Fediterranea goes legit

Italian Club president Fred Calginari has welcomed the growing recognition of European post-war migrants in Fremantle’s heritage. Photo by Lottie Elton.

FREMANTLE council will expand its heritage register to include more houses built by post-war Southern European immigrants.

Last week the council’s planning committee added a few notes to existing heritage buildings to recognise the influence of the post-war migrants who landed in Fremantle and helped shape the culture of their new home.

But it plans to go further, expanding the local heritage listing so ‘Fediterranean’ houses can be listed on their own merits. It would be part of “a broader recognition of the architectural and cultural heritage” of those migrants, according to a council report. At present, most heritage-listed buildings – like the colonial architecture in Freo’s West End – date from the 19th and early 20th centuries. 

The heritage list already recognises some places of historic import to southern European migrants, such as Fishing Boat Harbour, the Former Fisherman’s co-op, and a couple of houses in Daly Street and Wray Avenue. However, the list doesn’t include many post-war builds.

Fremantle has a long history of migration from Italy, the former Yugoslavia, and Greece. In 1933, there were just over 6,000 Italians in Australia. By 1976, that number had risen to over 280,000. Many arrived at Fremantle’s port and settled here, bringing with them the distinctive southern European architectural style now visible in many Fremantle buildings. 

These migrants enriched Freo life in numerous ways, not merely architectural. 

University of Notre Dame historian Deborah Gare told the Herald: “The arrival of new migrants in Fremantle in the post-war years helped shift Australia’s transition from being a British outpost in the Asia-Pacific to a multicultural and outwardly engaged society.

“It is essential that we retain evidence of historical, cultural, social and other change. When post-war migration transformed the people and landscape of Fremantle, we experienced forms of change that we must record.” 

Fremantle Italian Club president Fred Calginari welcomed the decision.
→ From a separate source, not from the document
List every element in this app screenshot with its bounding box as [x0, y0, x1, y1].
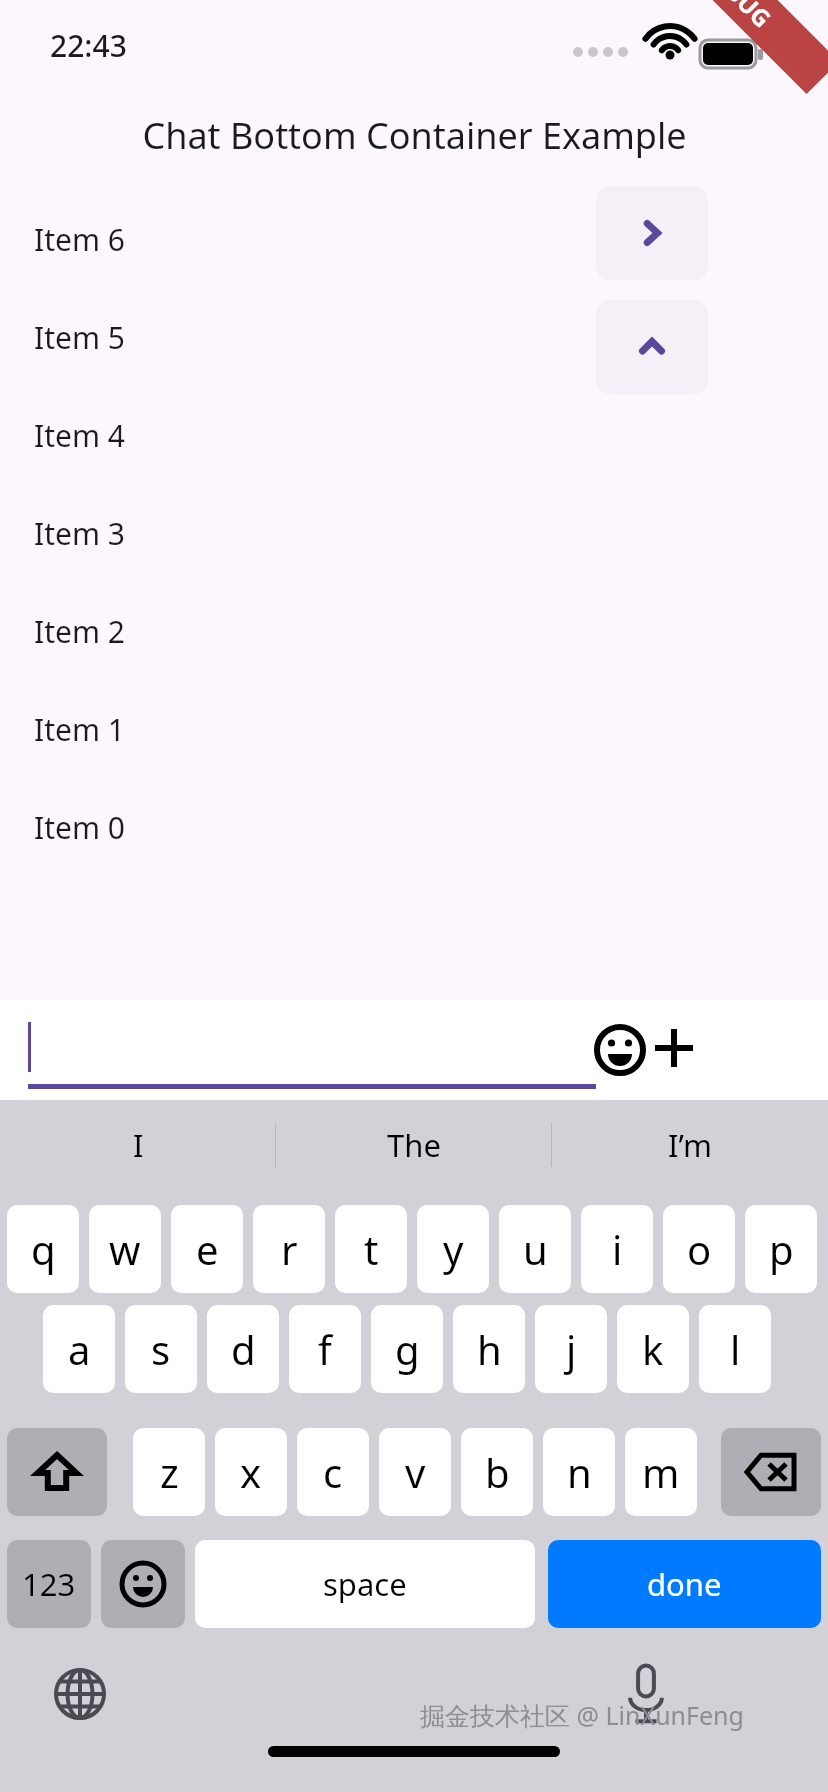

He said it would help “spread knowledge” about “the multicultural development of Fremantle. 

“What makes Fremantle great is the fusion of all of these different influences – like Italian, Greek, former Yugoslav, and Asian,” Mr Calginari said. 

There are currently over 3000 buildings on the heritage list in Fremantle.

The council says it doesn’t yet know how many homes might qualify for heritage listing for their Southern European influence, but it won’t be rushing the decision.

Media advisor Tim Whyte told the Herald the process would revolve around “conversations with owners and the community more generally” over the next year.